Place a risk management order (stop loss or take profit).

Parameters:

Name Type Description Default
action_type Actions

The type of action (StopLoss/TakeProfit).

required
current_price float

The current market price.

required
amount_pct float

The percentage of the portfolio to use for the order.

required
price_modifier float

The price modifier to apply to the current price.

required
current_step int

The current step in the trading environment.

required
tif OrderTIF

Time in Force. Only GTC and TTL are valid for Stop orders.

GTC

Returns:

Type Description
None

None

Source code in src/quantrl_lab/environments/stock/components/portfolio.py
def place_risk_management_order(
    self,
    action_type: Actions,
    current_price: float,
    amount_pct: float,
    price_modifier: float,
    current_step: int,
    tif: OrderTIF = OrderTIF.GTC,  # Default to GTC (standard for stop loss)
) -> None:
    """
    Place a risk management order (stop loss or take profit).

    Args:
        action_type (Actions): The type of action (StopLoss/TakeProfit).
        current_price (float): The current market price.
        amount_pct (float): The percentage of the portfolio to use for the order.
        price_modifier (float): The price modifier to apply to the current price.
        current_step (int): The current step in the trading environment.
        tif (OrderTIF): Time in Force. Only GTC and TTL are valid for Stop orders.

    Returns:
        None
    """
    # Validate TIF for Stop orders
    if tif == OrderTIF.IOC:
        return  # IOC is invalid for Stop orders (must rest until trigger)

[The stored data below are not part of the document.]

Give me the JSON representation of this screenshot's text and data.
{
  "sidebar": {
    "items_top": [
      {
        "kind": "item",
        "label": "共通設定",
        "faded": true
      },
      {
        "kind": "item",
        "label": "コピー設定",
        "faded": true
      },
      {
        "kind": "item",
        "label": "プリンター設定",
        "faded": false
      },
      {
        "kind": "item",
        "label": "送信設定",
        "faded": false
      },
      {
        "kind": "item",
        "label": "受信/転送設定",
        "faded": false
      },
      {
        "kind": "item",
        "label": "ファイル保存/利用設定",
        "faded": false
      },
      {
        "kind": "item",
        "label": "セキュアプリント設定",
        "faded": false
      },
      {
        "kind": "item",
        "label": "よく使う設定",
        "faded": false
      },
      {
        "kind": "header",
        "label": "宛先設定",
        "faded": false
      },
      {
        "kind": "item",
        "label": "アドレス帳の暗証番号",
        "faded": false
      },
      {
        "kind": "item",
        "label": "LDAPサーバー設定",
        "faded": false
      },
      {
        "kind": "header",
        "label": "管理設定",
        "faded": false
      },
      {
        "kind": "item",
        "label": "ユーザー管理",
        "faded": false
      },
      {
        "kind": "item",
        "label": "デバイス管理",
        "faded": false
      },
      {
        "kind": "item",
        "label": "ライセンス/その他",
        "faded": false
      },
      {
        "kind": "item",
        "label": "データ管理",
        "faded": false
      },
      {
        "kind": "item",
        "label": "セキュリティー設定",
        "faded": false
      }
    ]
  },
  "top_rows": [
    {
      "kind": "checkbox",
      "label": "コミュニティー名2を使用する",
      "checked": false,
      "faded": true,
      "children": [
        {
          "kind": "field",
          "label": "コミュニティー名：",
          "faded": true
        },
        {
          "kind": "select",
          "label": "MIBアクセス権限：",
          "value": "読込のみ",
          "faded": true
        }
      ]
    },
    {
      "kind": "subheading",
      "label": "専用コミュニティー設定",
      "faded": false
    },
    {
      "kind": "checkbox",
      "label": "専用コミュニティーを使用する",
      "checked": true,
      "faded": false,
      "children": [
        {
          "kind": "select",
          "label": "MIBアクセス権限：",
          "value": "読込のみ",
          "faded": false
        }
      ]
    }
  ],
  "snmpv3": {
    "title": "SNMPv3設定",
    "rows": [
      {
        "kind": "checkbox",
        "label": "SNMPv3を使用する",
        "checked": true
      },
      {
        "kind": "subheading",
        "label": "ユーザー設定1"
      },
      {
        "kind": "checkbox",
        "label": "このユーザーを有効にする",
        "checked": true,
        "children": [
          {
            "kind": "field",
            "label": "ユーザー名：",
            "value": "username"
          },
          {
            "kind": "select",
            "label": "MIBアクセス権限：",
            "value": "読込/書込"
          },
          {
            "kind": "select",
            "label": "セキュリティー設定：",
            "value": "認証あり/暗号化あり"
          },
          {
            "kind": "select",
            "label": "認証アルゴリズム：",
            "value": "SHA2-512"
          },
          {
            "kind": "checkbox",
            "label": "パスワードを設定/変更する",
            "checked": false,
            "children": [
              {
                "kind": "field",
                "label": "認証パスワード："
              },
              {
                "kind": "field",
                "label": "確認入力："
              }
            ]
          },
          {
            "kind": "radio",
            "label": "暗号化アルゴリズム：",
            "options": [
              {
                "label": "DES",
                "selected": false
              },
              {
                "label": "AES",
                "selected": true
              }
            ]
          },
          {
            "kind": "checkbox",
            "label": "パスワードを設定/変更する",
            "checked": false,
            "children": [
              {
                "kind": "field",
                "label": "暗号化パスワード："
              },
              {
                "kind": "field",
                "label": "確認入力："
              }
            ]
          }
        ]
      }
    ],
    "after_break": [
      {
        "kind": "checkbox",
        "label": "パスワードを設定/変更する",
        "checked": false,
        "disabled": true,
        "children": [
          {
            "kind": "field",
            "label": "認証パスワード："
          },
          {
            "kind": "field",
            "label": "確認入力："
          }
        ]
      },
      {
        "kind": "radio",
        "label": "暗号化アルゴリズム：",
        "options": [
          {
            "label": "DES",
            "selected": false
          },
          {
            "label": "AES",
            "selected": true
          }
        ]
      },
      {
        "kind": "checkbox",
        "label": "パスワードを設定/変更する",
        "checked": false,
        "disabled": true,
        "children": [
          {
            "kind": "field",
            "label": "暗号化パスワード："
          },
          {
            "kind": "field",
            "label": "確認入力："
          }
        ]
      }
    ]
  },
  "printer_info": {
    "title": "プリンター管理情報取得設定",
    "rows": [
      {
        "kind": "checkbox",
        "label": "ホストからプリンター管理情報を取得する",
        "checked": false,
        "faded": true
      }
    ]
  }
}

    if self.units_held <= 0:
        return
    shares_to_cover = int(self.units_held * amount_pct)
    if shares_to_cover > 0:
        # === Stop Loss Logic ===
        if action_type == Actions.StopLoss:
            stop_price = current_price * min(0.999, price_modifier)
            if stop_price >= current_price:
                stop_price = current_price * 0.999

            self.units_held -= shares_to_cover

            order = Order(
                type=OrderType.STOP_LOSS, shares=shares_to_cover, price=stop_price, placed_at=current_step, tif=tif
            )
            self.stop_loss_orders.append(order)

            self.executed_orders_history.append(
                {
                    "step": current_step,
                    "type": "stop_loss_placed",
                    "shares": shares_to_cover,
                    "price": stop_price,
                    "tif": tif.value,
                }
            )
        # === Take Profit Logic ===
        elif action_type == Actions.TakeProfit:
            take_profit_price = current_price * max(1.001, price_modifier)
            if take_profit_price <= current_price:
                take_profit_price = current_price * 1.001

            self.units_held -= shares_to_cover

            order = Order(
                type=OrderType.TAKE_PROFIT,
                shares=shares_to_cover,
                price=take_profit_price,
                placed_at=current_step,
                tif=tif,
            )
            self.take_profit_orders.append(order)

            self.executed_orders_history.append(
                {
                    "step": current_step,
                    "type": "take_profit_placed",
                    "shares": shares_to_cover,
                    "price": take_profit_price,
                    "tif": tif.value,
                }
            )